Researchers from MIT, Brigham and Women’s Hospital and Duke University have developed a multipronged strategy to identify which transporter proteins drugs use to pass through the GI tract. This could not only improve patient treatment by revealing which drugs might interact unfavorably with each other, but also enhance the development of new drugs by informing their absorbability.
The study, led by associate professor of mechanical engineering at MIT, Giovanni Traverso, and co-authored by ex-MIT postdocs Yunhua Shi and Daniel Reker, found that an antibiotic and a blood thinner could interfere with each other when taken together. This research will aid the prediction of potential drug toxicity by shedding light on how drugs interact with the transporters in the digestive tract.
Prior research has identified several transporters which help move drugs through the intestine, but it is not known which drugs use which transporters. The study focuses on three commonly used transporters, BCRP, MRP2, and PgP. The researchers used a tissue model previously developed by Traverso and colleagues to measure a drug’s absorbability. To understand the role of individual transporters in drug absorption, they used short RNA strands called siRNA to dim the expression of transporters and test the impact on drug absorbability.

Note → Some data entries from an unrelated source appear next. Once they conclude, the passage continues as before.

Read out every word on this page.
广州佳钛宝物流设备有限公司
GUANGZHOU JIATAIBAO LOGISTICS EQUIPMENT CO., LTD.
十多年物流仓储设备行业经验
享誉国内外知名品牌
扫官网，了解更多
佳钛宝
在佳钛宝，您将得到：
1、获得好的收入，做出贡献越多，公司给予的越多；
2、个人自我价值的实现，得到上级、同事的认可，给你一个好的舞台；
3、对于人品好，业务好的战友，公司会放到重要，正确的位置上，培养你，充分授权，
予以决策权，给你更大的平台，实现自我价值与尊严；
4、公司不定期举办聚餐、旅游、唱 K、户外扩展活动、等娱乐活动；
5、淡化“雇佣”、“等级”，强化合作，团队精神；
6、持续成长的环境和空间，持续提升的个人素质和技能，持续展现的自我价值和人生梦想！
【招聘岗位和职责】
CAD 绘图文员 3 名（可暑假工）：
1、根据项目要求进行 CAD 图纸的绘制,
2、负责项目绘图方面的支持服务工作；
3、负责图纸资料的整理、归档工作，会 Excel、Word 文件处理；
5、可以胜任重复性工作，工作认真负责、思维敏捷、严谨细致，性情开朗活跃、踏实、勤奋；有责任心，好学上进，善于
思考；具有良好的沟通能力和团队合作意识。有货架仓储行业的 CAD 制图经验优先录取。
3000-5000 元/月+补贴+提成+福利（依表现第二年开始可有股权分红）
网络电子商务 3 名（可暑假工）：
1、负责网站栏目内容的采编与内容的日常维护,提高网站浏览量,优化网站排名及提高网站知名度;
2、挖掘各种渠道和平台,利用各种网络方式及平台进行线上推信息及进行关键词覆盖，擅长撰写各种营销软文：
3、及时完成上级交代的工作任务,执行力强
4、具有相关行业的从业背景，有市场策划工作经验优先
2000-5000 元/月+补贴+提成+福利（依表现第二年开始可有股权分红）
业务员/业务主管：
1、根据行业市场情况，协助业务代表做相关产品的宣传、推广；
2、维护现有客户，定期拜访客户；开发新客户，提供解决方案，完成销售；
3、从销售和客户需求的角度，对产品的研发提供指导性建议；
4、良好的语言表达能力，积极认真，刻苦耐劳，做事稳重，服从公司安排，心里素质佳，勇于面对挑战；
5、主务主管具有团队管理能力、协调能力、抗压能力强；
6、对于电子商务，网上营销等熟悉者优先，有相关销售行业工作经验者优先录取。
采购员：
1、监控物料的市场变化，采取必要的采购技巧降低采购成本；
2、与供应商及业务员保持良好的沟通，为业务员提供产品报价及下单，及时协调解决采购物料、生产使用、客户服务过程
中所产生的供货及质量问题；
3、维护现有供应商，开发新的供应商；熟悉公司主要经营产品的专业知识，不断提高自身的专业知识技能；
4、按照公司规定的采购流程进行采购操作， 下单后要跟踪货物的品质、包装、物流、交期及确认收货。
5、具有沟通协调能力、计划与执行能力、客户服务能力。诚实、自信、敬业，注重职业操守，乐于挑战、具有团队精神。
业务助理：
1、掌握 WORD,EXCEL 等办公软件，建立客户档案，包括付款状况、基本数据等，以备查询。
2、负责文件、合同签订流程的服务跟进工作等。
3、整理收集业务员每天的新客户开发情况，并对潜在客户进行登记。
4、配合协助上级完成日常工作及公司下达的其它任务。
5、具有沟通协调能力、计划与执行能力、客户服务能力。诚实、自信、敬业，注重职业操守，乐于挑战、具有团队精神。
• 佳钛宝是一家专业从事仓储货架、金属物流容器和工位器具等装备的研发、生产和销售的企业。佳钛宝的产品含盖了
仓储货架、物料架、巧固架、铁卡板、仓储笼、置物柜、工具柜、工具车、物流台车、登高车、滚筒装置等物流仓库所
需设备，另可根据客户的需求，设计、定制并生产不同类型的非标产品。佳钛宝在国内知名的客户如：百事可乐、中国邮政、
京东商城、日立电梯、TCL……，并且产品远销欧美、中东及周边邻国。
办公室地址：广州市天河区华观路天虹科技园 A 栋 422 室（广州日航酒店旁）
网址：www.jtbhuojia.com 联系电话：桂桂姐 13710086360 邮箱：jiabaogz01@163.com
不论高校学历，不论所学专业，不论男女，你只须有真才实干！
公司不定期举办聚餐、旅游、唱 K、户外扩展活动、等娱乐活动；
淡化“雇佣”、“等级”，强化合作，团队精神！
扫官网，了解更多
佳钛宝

The research team then experimented with 23 different drugs using this model, focusing specifically on the role of each drug’s interaction with the transporters. The data generated was used to train a machine learning model, combined with several drug databases, which predicted potential drug and transporter interaction of 2 million possibilities based on the study of their chemical structures. This machine learning model also predicted that doxycycline, an antibiotic, could interfere with a common blood thinner called warfarin, a prediction then validated by patient data from Massachusetts General Hospital and Brigham and Women’s Hospital.
This research paves the way in predicting possible drug interaction, with it also having the potential to be applied to drugs currently being developed. Improved formulation of drugs to either prevent interactions or enhance absorbability could be possible, as indicated by biotech company Vivtex, who are pursuing this ‘drug tuning’ method. The research received funding from the U.S. National Institutes of Health, the Department of Mechanical Engineering at MIT, and the Division of Gastroenterology at Brigham and Women’s Hospital.